A sonda T.E.M.P.O. era a mais avançada tecnologia de captura de imagens já concebida e foi desenvolvida especificamente para Aurélio por uma equipe formada por toda a sorte de indivíduos delinquentes, malfeitores e piratas espaciais que diziam-se os melhores construtores de astronaves. Com cada centavo de sua generosa fortuna, Aurélio encomendou sua construção em um ato escandaloso que abalou profundamente sua reputação. Após 37 meses de trabalho rigoroso, a sonda magnífica foi entregue ao seu mecenas. Sem demora e com uma cerimônia de despedida organizada às pressas diante de uma das luas de Júpiter, ele entrou em sua nave e partiu sem demora para as zonas mais inóspitas e silenciosas do universo observável, vivendo anos em confinamento, deixando para a imaginação dos outros os possíveis desfechos de seu destino.
Na época de seu exílio, uma imensa comoção tomou conta de todos os cinturões de asteroides povoados, além de alvoroçar a mídia e os entusiastas da cosmofotografia.

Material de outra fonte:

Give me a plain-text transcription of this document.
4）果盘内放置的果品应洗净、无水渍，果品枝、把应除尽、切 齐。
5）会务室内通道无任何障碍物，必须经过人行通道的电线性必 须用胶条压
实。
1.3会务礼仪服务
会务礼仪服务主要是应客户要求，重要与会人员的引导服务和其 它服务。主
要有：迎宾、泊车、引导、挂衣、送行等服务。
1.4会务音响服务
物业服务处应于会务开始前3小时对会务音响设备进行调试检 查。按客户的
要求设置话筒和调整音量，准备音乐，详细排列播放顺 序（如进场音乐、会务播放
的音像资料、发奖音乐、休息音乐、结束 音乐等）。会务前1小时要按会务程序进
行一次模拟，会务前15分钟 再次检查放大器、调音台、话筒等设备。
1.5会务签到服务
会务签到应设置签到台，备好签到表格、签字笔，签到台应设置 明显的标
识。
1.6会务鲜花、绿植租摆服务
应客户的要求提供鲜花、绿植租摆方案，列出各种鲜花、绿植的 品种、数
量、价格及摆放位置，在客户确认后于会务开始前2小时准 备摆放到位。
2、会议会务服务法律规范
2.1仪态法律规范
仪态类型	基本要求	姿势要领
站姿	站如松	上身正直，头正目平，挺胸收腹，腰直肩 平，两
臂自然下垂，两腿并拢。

O boato mais plausível e também o que ganhou mais forças entre as rodas de conversa e debates acadêmicos que tentaram, sem sucesso, mapear suas razões, foi de que Aurélio Capa havia sido consumido por uma aguda loucura, síndrome de um ego frágil e um temperamento cínico que certamente desperta apenas na ociosa mente de ricaços entediados. Quando ele entrou na T.E.M.P.O. e partiu pelas estrelas como se fosse um mendigo flutuando na nave mais sofisticada de todo o cosmos, não havia dúvida de que havia perdido o juízo.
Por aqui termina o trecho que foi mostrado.